Yuba County officials have had disputes with the Fellowship, said county tax assessor David Brown. The group once sued the county unsuccessfully to get a tax exemption for its museum. They have also claimed they were a nonprofit organization, but the county proved them wrong and denied that request as well, Brown said.

Until recently, the Fellowship also owed the county about $2 million in taxes, but they are currently on a payment plan to pay it back, said county supervisor Hal Stocker.

Former members have sued Burton, claiming brainwashing and even sexual abuse, according to court records. In 1996, a former member sued for $5 million, claiming Burton had sexually exploited him at age 17. That suit was settled months later.

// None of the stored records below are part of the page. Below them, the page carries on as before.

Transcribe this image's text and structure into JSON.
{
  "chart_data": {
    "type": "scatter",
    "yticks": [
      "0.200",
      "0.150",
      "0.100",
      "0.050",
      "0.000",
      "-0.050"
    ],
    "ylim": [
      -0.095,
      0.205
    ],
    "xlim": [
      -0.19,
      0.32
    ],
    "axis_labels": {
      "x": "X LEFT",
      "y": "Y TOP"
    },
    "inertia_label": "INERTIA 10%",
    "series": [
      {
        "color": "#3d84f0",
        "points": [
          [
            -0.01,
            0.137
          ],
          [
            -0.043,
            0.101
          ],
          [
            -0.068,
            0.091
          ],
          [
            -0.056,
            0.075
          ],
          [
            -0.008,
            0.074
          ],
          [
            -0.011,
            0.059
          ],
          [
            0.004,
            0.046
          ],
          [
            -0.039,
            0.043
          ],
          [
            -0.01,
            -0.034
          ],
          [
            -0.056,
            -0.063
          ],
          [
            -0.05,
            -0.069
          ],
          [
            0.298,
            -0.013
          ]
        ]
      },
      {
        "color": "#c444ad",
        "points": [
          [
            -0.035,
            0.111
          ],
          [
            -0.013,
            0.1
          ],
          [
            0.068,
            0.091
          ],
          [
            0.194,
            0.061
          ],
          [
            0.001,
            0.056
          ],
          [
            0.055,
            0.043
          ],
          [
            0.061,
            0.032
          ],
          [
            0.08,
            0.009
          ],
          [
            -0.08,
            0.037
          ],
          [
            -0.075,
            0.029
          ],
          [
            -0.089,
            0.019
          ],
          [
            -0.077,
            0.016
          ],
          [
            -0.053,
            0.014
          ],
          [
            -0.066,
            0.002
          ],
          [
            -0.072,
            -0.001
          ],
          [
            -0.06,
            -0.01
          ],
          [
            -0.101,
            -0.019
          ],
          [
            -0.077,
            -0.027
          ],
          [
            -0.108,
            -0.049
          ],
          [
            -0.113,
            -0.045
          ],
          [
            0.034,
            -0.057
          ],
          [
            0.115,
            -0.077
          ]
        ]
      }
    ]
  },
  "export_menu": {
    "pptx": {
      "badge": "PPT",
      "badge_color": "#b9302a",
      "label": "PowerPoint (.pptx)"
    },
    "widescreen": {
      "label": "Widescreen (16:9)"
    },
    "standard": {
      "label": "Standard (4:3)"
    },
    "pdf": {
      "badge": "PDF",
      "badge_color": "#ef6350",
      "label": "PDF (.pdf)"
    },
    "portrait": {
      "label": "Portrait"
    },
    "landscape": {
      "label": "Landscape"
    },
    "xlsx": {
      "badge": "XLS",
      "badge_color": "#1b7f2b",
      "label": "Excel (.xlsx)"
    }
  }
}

The suit claimed the Fellowship was being used to further Burton's "voracious appetite for perverted sexual pleasure and elegant lifestyle." Burton is portrayed as a leader who considers himself "an angel in a man's body" who communicates with up to 44 angels, including Benjamin Franklin and is second in spiritual power only to Jesus Christ, said former members and experts.

Part of the Fellowship's appeal, Hassan said, is that it presents an illusion of intellectuality to those who believe that Gurdjieff was an enlightened being.

"Many people who he entranced thought he was incredible and magnetic and started their own groups, like Burton," said Hassan. "And I have yet to find (a group) that is healthy."

Renaissance officials dispute the characterization of their community as a cult. "We are a cultivated winery, Quartly-Watson said.

Matt Kramer, a columnist for Wine Spectator magazine and author of "Making Sense of California Wine," said he admires the winery's courage in taking on the difficult microclimate. He called the Cabernet Sauvignon and Riesling "very promising" and great deals for the price.

"They are still feeling out what grows best in that microclimate," said Kramer. "How long it will take them to become fully revealed is unknown."

At San Francisco's Ritz-Carlton, wine director Stephane Lacroix has been serving Renaissance's Cabernet 1996 at $10 a glass for three years. He said it has good balance and a fresh finish.

"There is value and quality and I never took into consideration anything else about them," Lacroix said. "They are quite professional people who are serious about making quality wine."